London cocoa futures hit a 4-1/2 year high on Monday, extending last week's gains, on fund buying sparked by rallies across other commodities, dealers said. Coffee's surge to 9-1/2 year highs last Friday fizzled out, with prices under pressure as investors consolidated Friday's rally, while sugar futures joined the fund-driven push higher.
May cocoa rose to a high of 1,175 pounds a tonne, the highest level for the second position since May 2003. It later trimmed gains slightly to close at 1,165 pounds, up 13 on the day on modest volume 2,233 lots.
Front-month March hit a contract high of 1,159 pounds on volume of 9,235 lots.

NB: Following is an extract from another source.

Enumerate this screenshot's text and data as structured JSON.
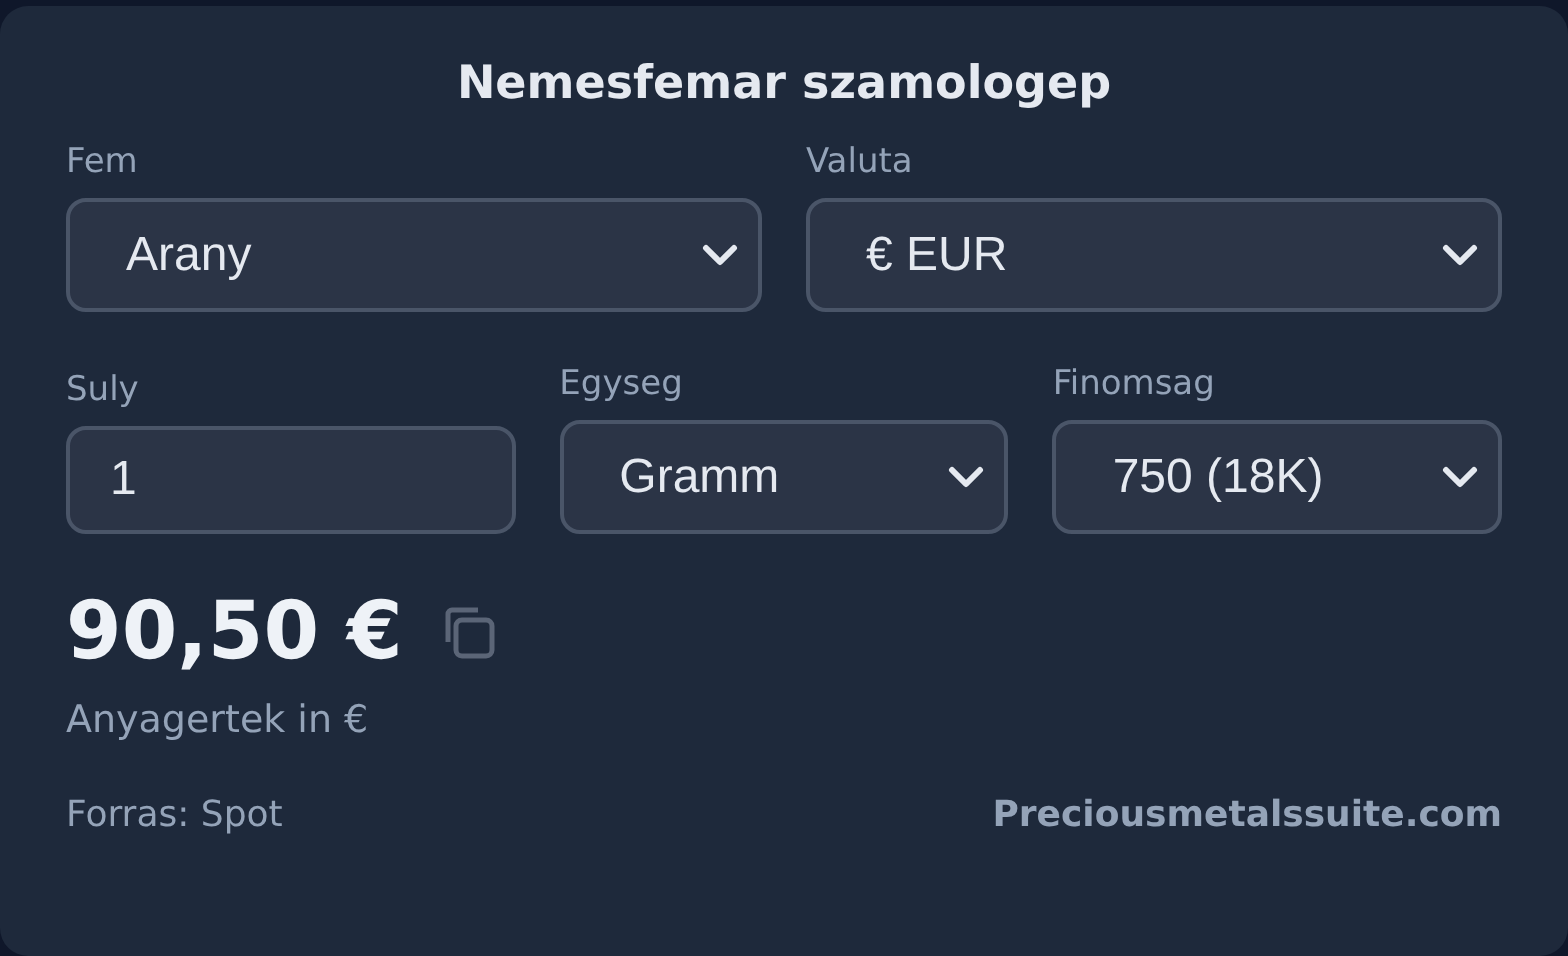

Soft commodities had a taste of bullish sentiment present in several other basic resources last week.
Re-allocation of investor money has seen several commodities hit record highs this month, including oil and gold. "It's been fund buying, even new funds that haven't been in the market are looking at it, liquidating positions in other things. Even a small amount coming into commodities will make a big difference," one London-based dealer said.
"On a supply/demand basis the market looks massively over-cooked, but at the moment the fundamentals have got nothing to do with anything," he added. Coffee prices failed to keep pace with Friday's rally as investors sought to consolidate the recent gains.
Benchmark March closed down $5 at $2,024 per tonne, on volume of 9,050 lots. The market earlier touched Friday's 9-1/2 year high at $2,041 a tonne. "The market's down a bit, it's running out of steam - there's been no reason for it to go up except the weak dollar plus tangible goods-buying against inflation, not really for coffee reasons," a dealer said.
Traders also noted the new revised London robusta coffee contract went live on Monday. On supply, Uganda exported 2.7 million 60 kg-bags of coffee in 2007, up 24 percent from 2.17 million bags over 2006, the country's coffee board said.
Sugar futures rose, having lagged behind last Friday's gain on coffee and cocoa, with dealers citing influence from rallies in other commodities including precious metals.
March white sugar closed up $2.30, or 0.70 percent, at $329.80 per tonne on volume of 6,808 lots. White sugar prices rose to a seven-month high last week, but dealers are still wary about the chances for further upside due to a large global supply surplus.
On the demand front, a one-million-tonnes sugar refinery in Syria will commence production next week and market its output regionally, the main shareholder in the project said on Monday. Austria's Biolux plans to commission the biggest biodiesel plant in China late this year, after delays and record vegetable oils prices that forced Beijing to wind down ambitions.